The inverse care law states that the availability of good medical care tends to vary inversely with the need for it in the population served, but there is little research on how the inverse care law actually operates.


A questionnaire study was carried out on 3,044 National Health Service (NHS) patients attending 26 general practitioners (GPs); 16 in poor areas (most deprived) and 10 in affluent areas (least deprived) in the west of Scotland. Data were collected on demographic and socioeconomic factors, health variables, and a range of factors relating to quality of care.
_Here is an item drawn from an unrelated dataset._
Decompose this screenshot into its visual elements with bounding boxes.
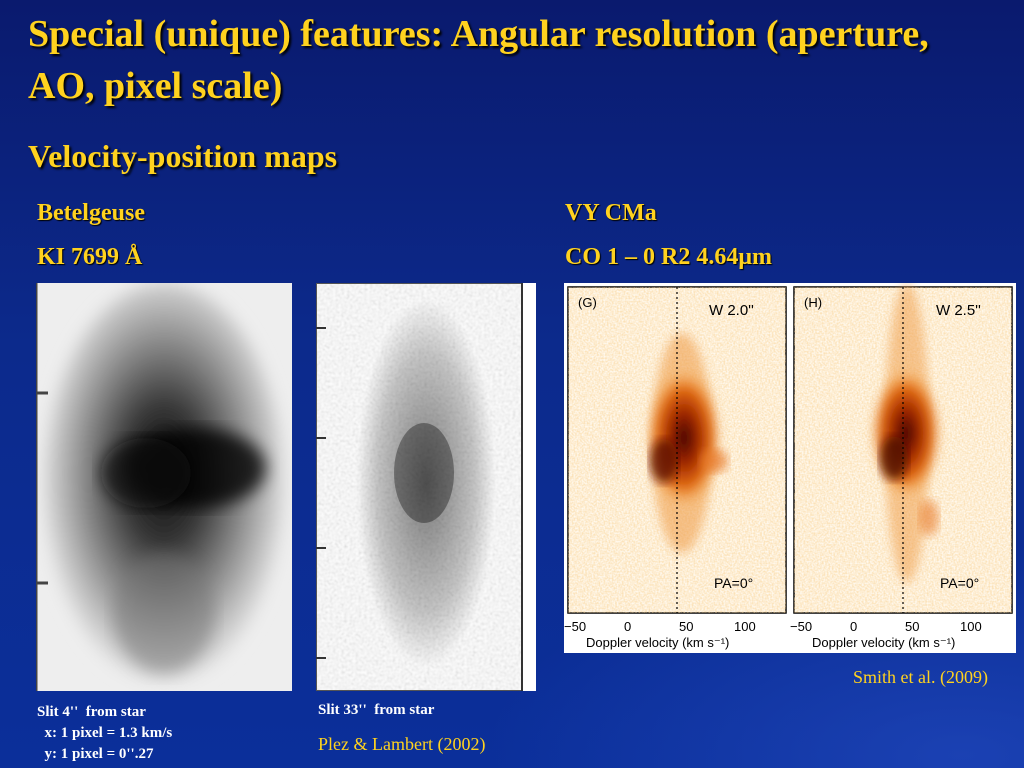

Compared with patients in least deprived areas, patients in the most deprived areas had a greater number of psychological problems, more long-term illness, more multimorbidity, and more chronic health problems. Access to care generally took longer, and satisfaction with access was significantly lower in the most deprived areas. Patients in the most deprived areas had more problems to discuss (especially psychosocial), yet clinical encounter length was generally shorter. GP stress was higher and patient enablement was lower in encounters dealing with psychosocial problems in the most deprived areas. Variation in patient enablement between GPs was related to both GP empathy and severity of deprivation.


The increased burden of ill health and multimorbidity in poor communities results in high demands on clinical encounters in primary care. Poorer access, less time, higher GP stress, and lower patient enablement are some of the ways that the inverse care law continues to operate within the NHS and confounds attempts to narrow health inequalities.